Arriba, Marlowe se quejaba. Sentí que yo, que lloraba en raras ocasiones, podría hacer lo mismo.
—No puedes enterrarlos a ambos —lloriqueé—. La naturaleza no tiene la intención de que estemos completamente solos. —Vi que Peter alzaba un pulgar como para mitigar mi llanto, pero después se alejó cuidadosamente. Buscó un pañuelo en su bolsillo.
—Corazón —dijo, dándomelo.
Me mordí un labio, tomé el pañuelo y me limpié la nariz con fuerza. Me sentí avergonzada por haber hecho tal espectáculo enfrente de Matthew. Pensé que me vería como una niña. Sin embargo, cuando volteé hacia él encontré que sus ojos brillaban.
—¿Saben? Ella tiene razón —dijo Matthew, dirigiéndose sobre todo a Peter, que se había enderezado—. Este truco suyo… si es algo que ella puede hacer, no puede ser sobrenatural. Necesariamente tiene que ser… una intención de la naturaleza. Por lo menos en la medida en que la naturaleza tenga alguna intención.
Estaba agachada, mirando el suelo limpio de mosaico. Tanto Matthew como Peter estaban de pie, cada uno a un lado mío, cada uno como un coloso en su propia experiencia y pensamiento. Peter me miró con ternura; la mirada de Matthew era intensa.
Sentí que tenía dos opciones distintas. Podía inclinarme un poco más, dejar que mi peso cayera sobre mis tobillos, sentarme en el suelo recientemente trapeado de la señora Blott y dejar que Peter tratara de consolarme. O podía levantarme, empujarme con los metatarsos hasta enderezarme, poner una mano como una bendición sobre Abingdon, subir las escaleras y revivir a la señora Blott, ponerme después las botas y salir por la puerta. Respiré profunda y cautelosamente.
Mientras exhalaba, Marlowe entró dando saltos por la cocina con la tibia de la señora Blott en la boca. La mandíbula estaba cerrada alrededor del tobillo y el resto de la espinilla, hasta donde se unía para formar la rodilla, se arrastraba por el suelo; iba dejando un rastro baboso y rojo por el camino donde pasaban pedazos de lo que supuse debían ser sus tendones. Se acercó a la puerta de la cocina, que Peter había dejado abierta sin querer. Marlowe la empujó con la nariz y se abrió de par en par.
—¿Cómo demonios la desprendió del resto de su cuerpo? —dijo Peter.
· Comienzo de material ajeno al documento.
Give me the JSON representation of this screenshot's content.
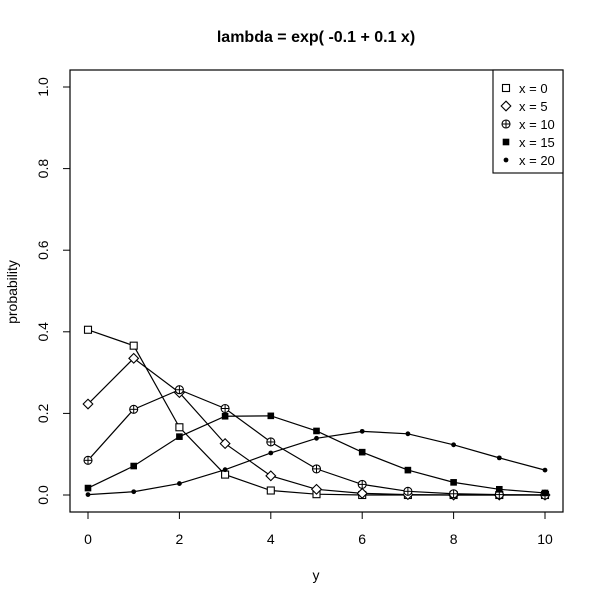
{
  "chart_data": {
    "type": "line",
    "title": "lambda = exp( -0.1 + 0.1 x)",
    "xlabel": "y",
    "ylabel": "probability",
    "xlim": [
      0,
      10
    ],
    "ylim": [
      0,
      1
    ],
    "x_ticks": [
      0,
      2,
      4,
      6,
      8,
      10
    ],
    "y_ticks": [
      0.0,
      0.2,
      0.4,
      0.6,
      0.8,
      1.0
    ],
    "x_tick_labels": [
      "0",
      "2",
      "4",
      "6",
      "8",
      "10"
    ],
    "y_tick_labels": [
      "0.0",
      "0.2",
      "0.4",
      "0.6",
      "0.8",
      "1.0"
    ],
    "grid": false,
    "legend_position": "top-right",
    "x": [
      0,
      1,
      2,
      3,
      4,
      5,
      6,
      7,
      8,
      9,
      10
    ],
    "series": [
      {
        "name": "x = 0",
        "marker": "open-square",
        "values": [
          0.405,
          0.366,
          0.166,
          0.05,
          0.011,
          0.002,
          0.0,
          0.0,
          0.0,
          0.0,
          0.0
        ]
      },
      {
        "name": "x = 5",
        "marker": "open-diamond",
        "values": [
          0.223,
          0.335,
          0.251,
          0.126,
          0.047,
          0.014,
          0.004,
          0.001,
          0.0,
          0.0,
          0.0
        ]
      },
      {
        "name": "x = 10",
        "marker": "circle-plus",
        "values": [
          0.085,
          0.21,
          0.258,
          0.212,
          0.13,
          0.064,
          0.026,
          0.009,
          0.003,
          0.001,
          0.0
        ]
      },
      {
        "name": "x = 15",
        "marker": "filled-square",
        "values": [
          0.017,
          0.071,
          0.143,
          0.193,
          0.194,
          0.157,
          0.105,
          0.061,
          0.031,
          0.014,
          0.005
        ]
      },
      {
        "name": "x = 20",
        "marker": "filled-circle",
        "values": [
          0.001,
          0.008,
          0.028,
          0.062,
          0.103,
          0.139,
          0.156,
          0.15,
          0.123,
          0.091,
          0.061
        ]
      }
    ]
  }
}
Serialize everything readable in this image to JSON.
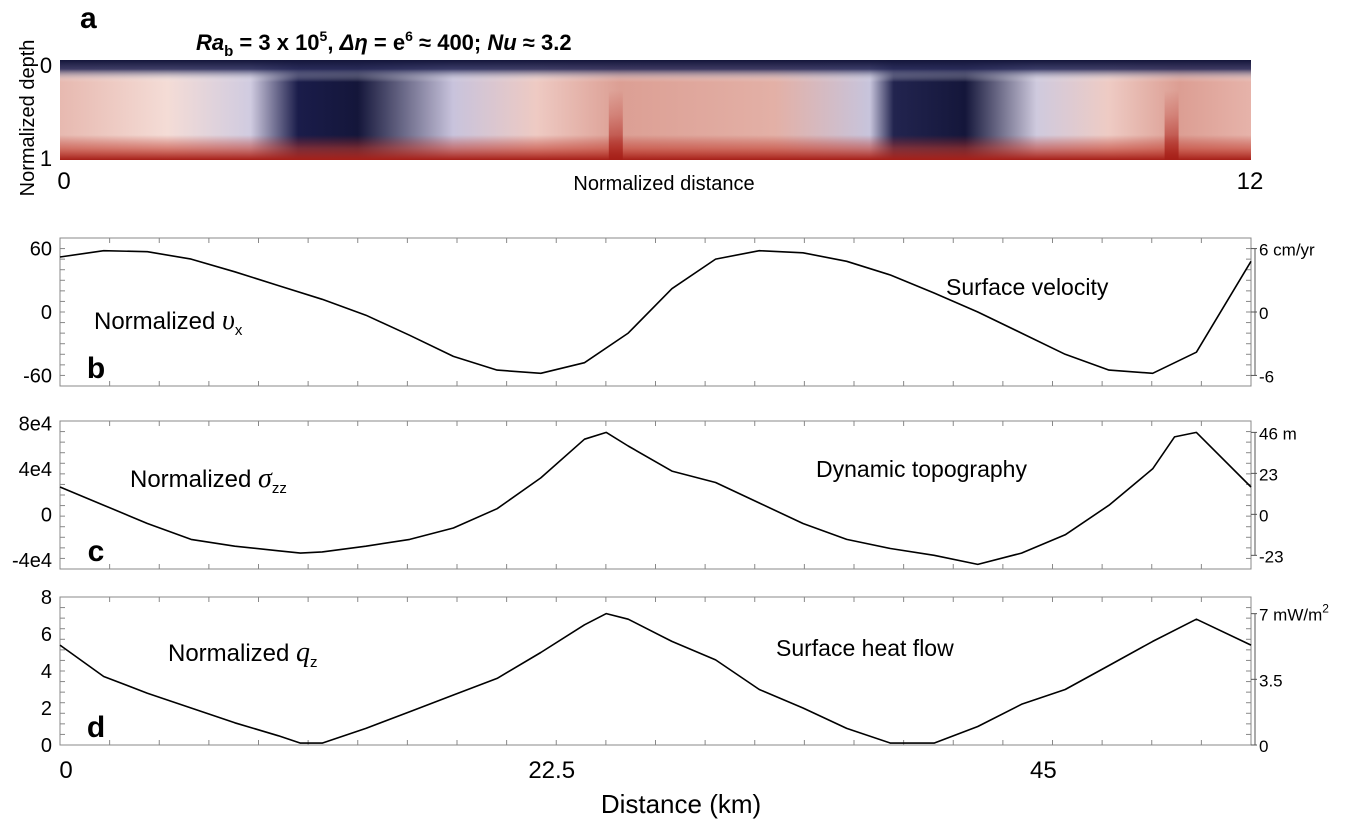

Observé que mi perro desaparecía en la niebla moviendo la cola. El rastro que iba dejando se hizo más tenue por la lluvia, pero seguía siendo perceptible.
Me levanté, el cuerpo me ardía con decisión aterradora.
Tomé mi abrigo de donde estaba colgado y metí los pies en las botas. Miré a Peter, que me devolvió la mirada, ligeramente conmocionado, y a Matthew, que tenía una expresión inescrutable. Me abroché el impermeable y salí por la puerta.